Conflito de Competência

Relator: Laurita Vaz

Julgamento: 08/02/2023

Publicação: 15/02/2023

STJ - Terceira Seção

CC 193.005-MG

Tese Jurídica

Havendo sentença prolatada quanto ao delito conexo, a competência para julgamento do delito remanescente deve ser aferida isoladamente.

Nossos Comentários

Conexão e Continência

CONEXÃO é um vínculo entre duas ou mais infrações penais, que se relacionam de alguma maneira específica.

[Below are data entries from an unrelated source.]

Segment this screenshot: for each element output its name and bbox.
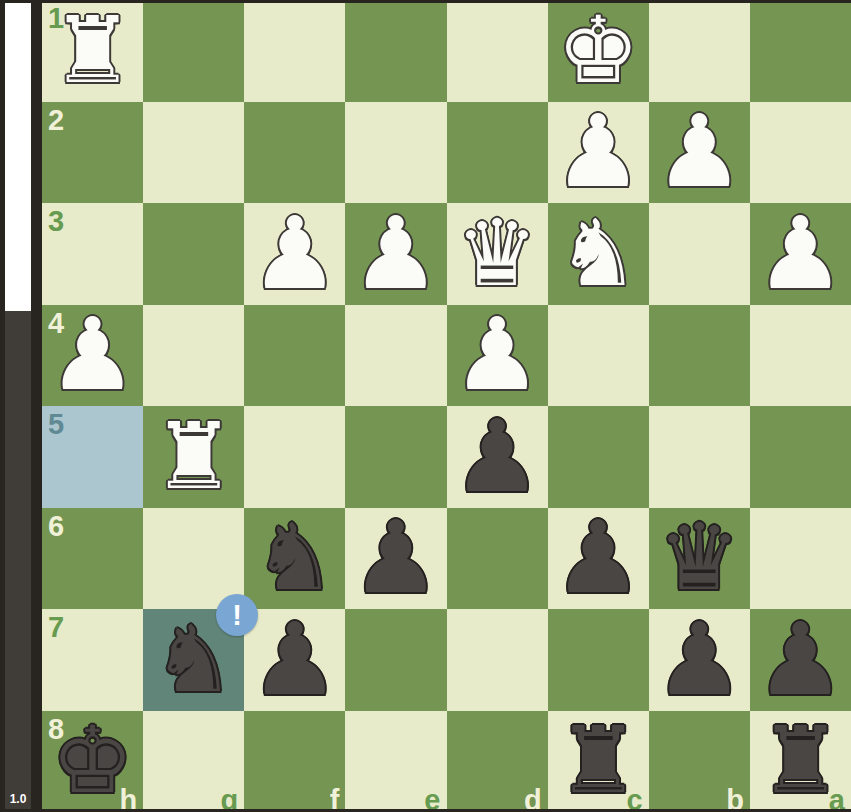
square-a1[interactable] <box>750 0 851 102</box>
square-b4[interactable] <box>649 305 750 407</box>
square-a6[interactable] <box>750 508 851 610</box>
square-d6[interactable] <box>447 508 548 610</box>
square-h8[interactable]: 8h♚ <box>42 711 143 812</box>
square-g3[interactable] <box>143 203 244 305</box>
square-c7[interactable] <box>548 609 649 711</box>
square-e8[interactable]: e <box>345 711 446 812</box>
black-pawn[interactable]: ♟ <box>452 407 542 507</box>
square-e2[interactable] <box>345 102 446 204</box>
square-g6[interactable] <box>143 508 244 610</box>
rank-coordinate: 5 <box>48 410 64 439</box>
square-f7[interactable]: ♟ <box>244 609 345 711</box>
board-top-edge <box>0 0 851 3</box>
white-pawn[interactable]: ♟ <box>250 204 340 304</box>
black-king[interactable]: ♚ <box>51 715 133 807</box>
square-c6[interactable]: ♟ <box>548 508 649 610</box>
rank-coordinate: 6 <box>48 512 64 541</box>
rank-coordinate: 7 <box>48 613 64 642</box>
square-a2[interactable] <box>750 102 851 204</box>
square-g8[interactable]: g <box>143 711 244 812</box>
square-b8[interactable]: b <box>649 711 750 812</box>
square-e1[interactable] <box>345 0 446 102</box>
square-c3[interactable]: ♞ <box>548 203 649 305</box>
exclamation-icon: ! <box>232 601 242 630</box>
square-f2[interactable] <box>244 102 345 204</box>
black-rook[interactable]: ♜ <box>759 715 841 807</box>
square-c4[interactable] <box>548 305 649 407</box>
square-b5[interactable] <box>649 406 750 508</box>
square-h6[interactable]: 6 <box>42 508 143 610</box>
square-g2[interactable] <box>143 102 244 204</box>
square-h5[interactable]: 5 <box>42 406 143 508</box>
white-king[interactable]: ♚ <box>557 5 639 97</box>
square-c5[interactable] <box>548 406 649 508</box>
square-h2[interactable]: 2 <box>42 102 143 204</box>
black-queen[interactable]: ♛ <box>658 512 740 604</box>
white-pawn[interactable]: ♟ <box>48 305 138 405</box>
square-c2[interactable]: ♟ <box>548 102 649 204</box>
white-pawn[interactable]: ♟ <box>553 102 643 202</box>
square-d3[interactable]: ♛ <box>447 203 548 305</box>
white-rook[interactable]: ♜ <box>51 5 133 97</box>
square-e6[interactable]: ♟ <box>345 508 446 610</box>
square-c8[interactable]: c♜ <box>548 711 649 812</box>
square-c1[interactable]: ♚ <box>548 0 649 102</box>
black-knight[interactable]: ♞ <box>254 512 336 604</box>
white-rook[interactable]: ♜ <box>152 411 234 503</box>
square-h4[interactable]: 4♟ <box>42 305 143 407</box>
square-h1[interactable]: 1♜ <box>42 0 143 102</box>
square-f5[interactable] <box>244 406 345 508</box>
eval-score: 1.0 <box>0 792 36 806</box>
white-knight[interactable]: ♞ <box>557 208 639 300</box>
white-queen[interactable]: ♛ <box>456 208 538 300</box>
black-pawn[interactable]: ♟ <box>250 610 340 710</box>
square-b6[interactable]: ♛ <box>649 508 750 610</box>
square-h3[interactable]: 3 <box>42 203 143 305</box>
black-pawn[interactable]: ♟ <box>553 508 643 608</box>
square-d4[interactable]: ♟ <box>447 305 548 407</box>
square-f4[interactable] <box>244 305 345 407</box>
square-b7[interactable]: ♟ <box>649 609 750 711</box>
square-d1[interactable] <box>447 0 548 102</box>
analysis-board-page: 1.0 ! 1♜♚2♟♟3♟♟♛♞♟4♟♟5♜♟6♞♟♟♛7♞♟♟♟8h♚gfe… <box>0 0 851 812</box>
square-d8[interactable]: d <box>447 711 548 812</box>
square-a5[interactable] <box>750 406 851 508</box>
white-pawn[interactable]: ♟ <box>654 102 744 202</box>
square-a4[interactable] <box>750 305 851 407</box>
black-pawn[interactable]: ♟ <box>654 610 744 710</box>
square-g5[interactable]: ♜ <box>143 406 244 508</box>
square-e3[interactable]: ♟ <box>345 203 446 305</box>
chess-board[interactable]: ! 1♜♚2♟♟3♟♟♛♞♟4♟♟5♜♟6♞♟♟♛7♞♟♟♟8h♚gfedc♜b… <box>42 0 851 812</box>
square-g4[interactable] <box>143 305 244 407</box>
square-e7[interactable] <box>345 609 446 711</box>
square-h7[interactable]: 7 <box>42 609 143 711</box>
square-b2[interactable]: ♟ <box>649 102 750 204</box>
square-b3[interactable] <box>649 203 750 305</box>
square-a3[interactable]: ♟ <box>750 203 851 305</box>
black-pawn[interactable]: ♟ <box>351 508 441 608</box>
eval-bar-track <box>5 3 31 809</box>
white-pawn[interactable]: ♟ <box>452 305 542 405</box>
square-b1[interactable] <box>649 0 750 102</box>
square-a7[interactable]: ♟ <box>750 609 851 711</box>
eval-bar: 1.0 <box>0 0 42 812</box>
rank-coordinate: 3 <box>48 207 64 236</box>
rank-coordinate: 2 <box>48 106 64 135</box>
white-pawn[interactable]: ♟ <box>756 204 846 304</box>
square-f1[interactable] <box>244 0 345 102</box>
black-rook[interactable]: ♜ <box>557 715 639 807</box>
white-pawn[interactable]: ♟ <box>351 204 441 304</box>
square-g1[interactable] <box>143 0 244 102</box>
square-d2[interactable] <box>447 102 548 204</box>
black-pawn[interactable]: ♟ <box>756 610 846 710</box>
good-move-badge: ! <box>216 594 258 636</box>
square-d5[interactable]: ♟ <box>447 406 548 508</box>
square-e4[interactable] <box>345 305 446 407</box>
square-f8[interactable]: f <box>244 711 345 812</box>
square-f3[interactable]: ♟ <box>244 203 345 305</box>
eval-bar-white-share <box>5 3 31 311</box>
square-e5[interactable] <box>345 406 446 508</box>
square-d7[interactable] <box>447 609 548 711</box>
square-a8[interactable]: a♜ <box>750 711 851 812</box>
square-f6[interactable]: ♞ <box>244 508 345 610</box>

Art. 76.  A competência será determinada pela conexão:
I - se, ocorrendo duas ou mais infrações, houverem sido praticadas, ao mesmo tempo, por várias pessoas reunidas, ou por várias pessoas em concurso, embora diverso o tempo e o lugar, ou por várias pessoas, umas contra as outras;
II - se, no mesmo caso, houverem sido umas praticadas para facilitar ou ocultar as outras, ou para conseguir impunidade ou vantagem em relação a qualquer delas;
III - quando a prova de uma infração ou de qualquer de suas circunstâncias elementares influir na prova de outra infração.

A conexão pode ser classificada conforme as suas diversas hipóteses elencadas no dispositivo: intersubjetiva, objetiva e instrumental. 

Conexão Intersubjetiva: envolve obrigatoriamente várias pessoas e vários delitos (a continência por cumulação subjetiva envolve várias pessoas, mas apenas um único crime).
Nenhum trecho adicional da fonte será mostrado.